Before this legislation, many organizations were susceptible to multiple levels of online attack and exploitation without awareness of the true impact these attacks could have on their organizations.
Protecting and Preventing
The good news is, there are best practices you can adopt to protect your business. The U.S. Small Business Administration has the following pro tips to offer:
- Implement an awareness and training program. Because end users are targets, employees should be aware of the threat of ransomware and how it is delivered.
- Enable strong spam filters to prevent phishing emails (an attempt to obtain sensitive information electronically) from reaching employees and authenticate inbound email using technologies like Sender Policy Framework (SPF), Domain Message Authentication Reporting and Conformance (DMARC), and DomainKeys Identified Mail (DKIM) to prevent email spoofing.

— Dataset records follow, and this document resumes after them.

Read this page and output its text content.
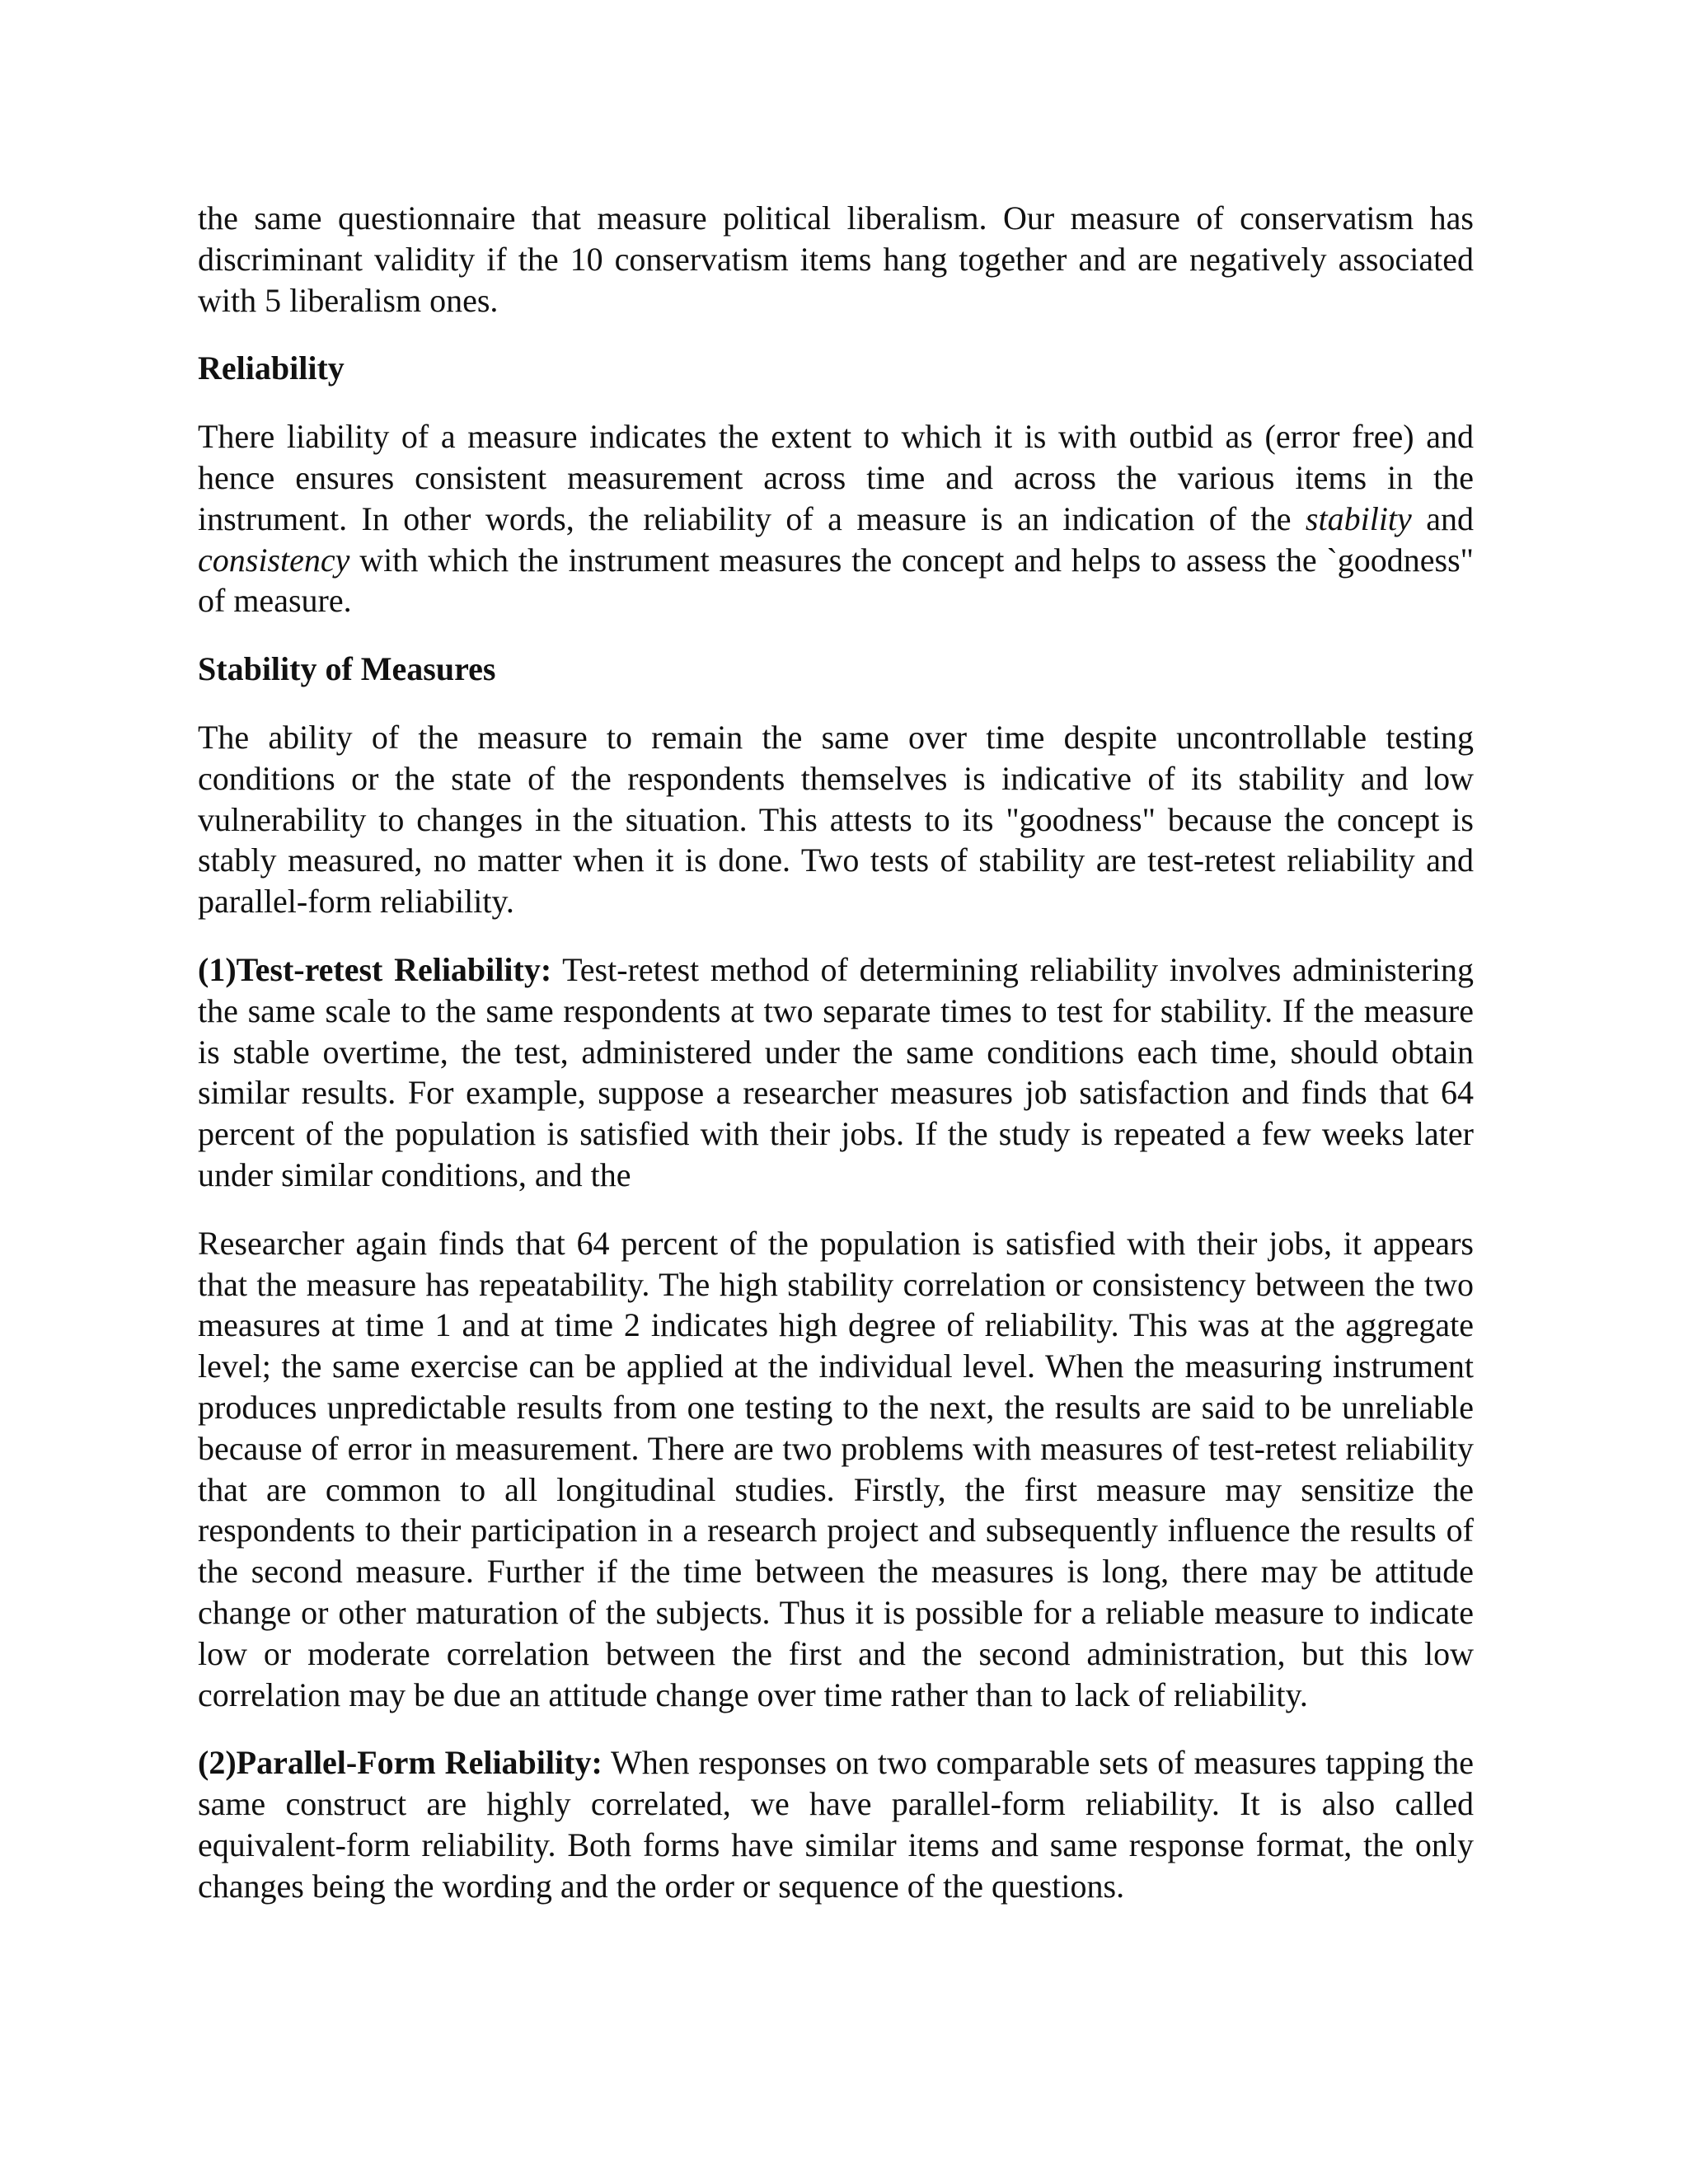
the same questionnaire that measure political liberalism. Our measure of conservatism has discriminant validity if the 10 conservatism items hang together and are negatively associated with 5 liberalism ones.

Reliability

There liability of a measure indicates the extent to which it is with outbid as (error free) and hence ensures consistent measurement across time and across the various items in the instrument. In other words, the reliability of a measure is an indication of the stability and consistency with which the instrument measures the concept and helps to assess the `goodness" of measure.

Stability of Measures

The ability of the measure to remain the same over time despite uncontrollable testing conditions or the state of the respondents themselves is indicative of its stability and low vulnerability to changes in the situation. This attests to its "goodness" because the concept is stably measured, no matter when it is done. Two tests of stability are test-retest reliability and parallel-form reliability.

(1)Test-retest Reliability: Test-retest method of determining reliability involves administering the same scale to the same respondents at two separate times to test for stability. If the measure is stable overtime, the test, administered under the same conditions each time, should obtain similar results. For example, suppose a researcher measures job satisfaction and finds that 64 percent of the population is satisfied with their jobs. If the study is repeated a few weeks later under similar conditions, and the

Researcher again finds that 64 percent of the population is satisfied with their jobs, it appears that the measure has repeatability. The high stability correlation or consistency between the two measures at time 1 and at time 2 indicates high degree of reliability. This was at the aggregate level; the same exercise can be applied at the individual level. When the measuring instrument produces unpredictable results from one testing to the next, the results are said to be unreliable because of error in measurement. There are two problems with measures of test-retest reliability that are common to all longitudinal studies. Firstly, the first measure may sensitize the respondents to their participation in a research project and subsequently influence the results of the second measure. Further if the time between the measures is long, there may be attitude change or other maturation of the subjects. Thus it is possible for a reliable measure to indicate low or moderate correlation between the first and the second administration, but this low correlation may be due an attitude change over time rather than to lack of reliability.

(2)Parallel-Form Reliability: When responses on two comparable sets of measures tapping the same construct are highly correlated, we have parallel-form reliability. It is also called equivalent-form reliability. Both forms have similar items and same response format, the only changes being the wording and the order or sequence of the questions.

- Scan all incoming and outgoing emails to detect threats and filter executable files (used to perform computer functions) from reaching employees.
- Configure firewalls to block access to known malicious IP addresses.
- Patch operating systems, software, and firmware on devices. Consider using a centralized patch management system.
- Set anti-virus and anti-malware programs to conduct regular scans automatically.
- Manage the use of privileged accounts based on the principle of least privilege: no employees should be assigned administrative access unless absolutely needed and those with a need for administrator accounts should only use them when necessary.
- Configure access controls—including file, directory, and network share permissions— with least privilege in mind. If an employee only needs to read specific files, the employee should not have write access to those files, directories, or shares.
- Disable macro scripts (tool bar buttons and keyboard shortcut) from office files transmitted via email. Consider using Office Viewer software to open Microsoft Office files transmitted via email instead of full office suite applications.
- Implement Software Restriction Policies (SRP) or other controls to prevent programs from executing from common ransomware locations, such as temporary folders supporting popular internet browsers or compression/decompression programs, including the AppData/LocalAppData folder.
- Consider disabling Remote Desktop protocol (RDP) if it is not being used.
- Use application whitelisting, which only allows systems to execute programs known and permitted by security policy.
- Execute operating system environments or specific programs in a virtualized environment.
- Categorize data based on organizational value and implement physical and logical separation of networks and data for different organizational units.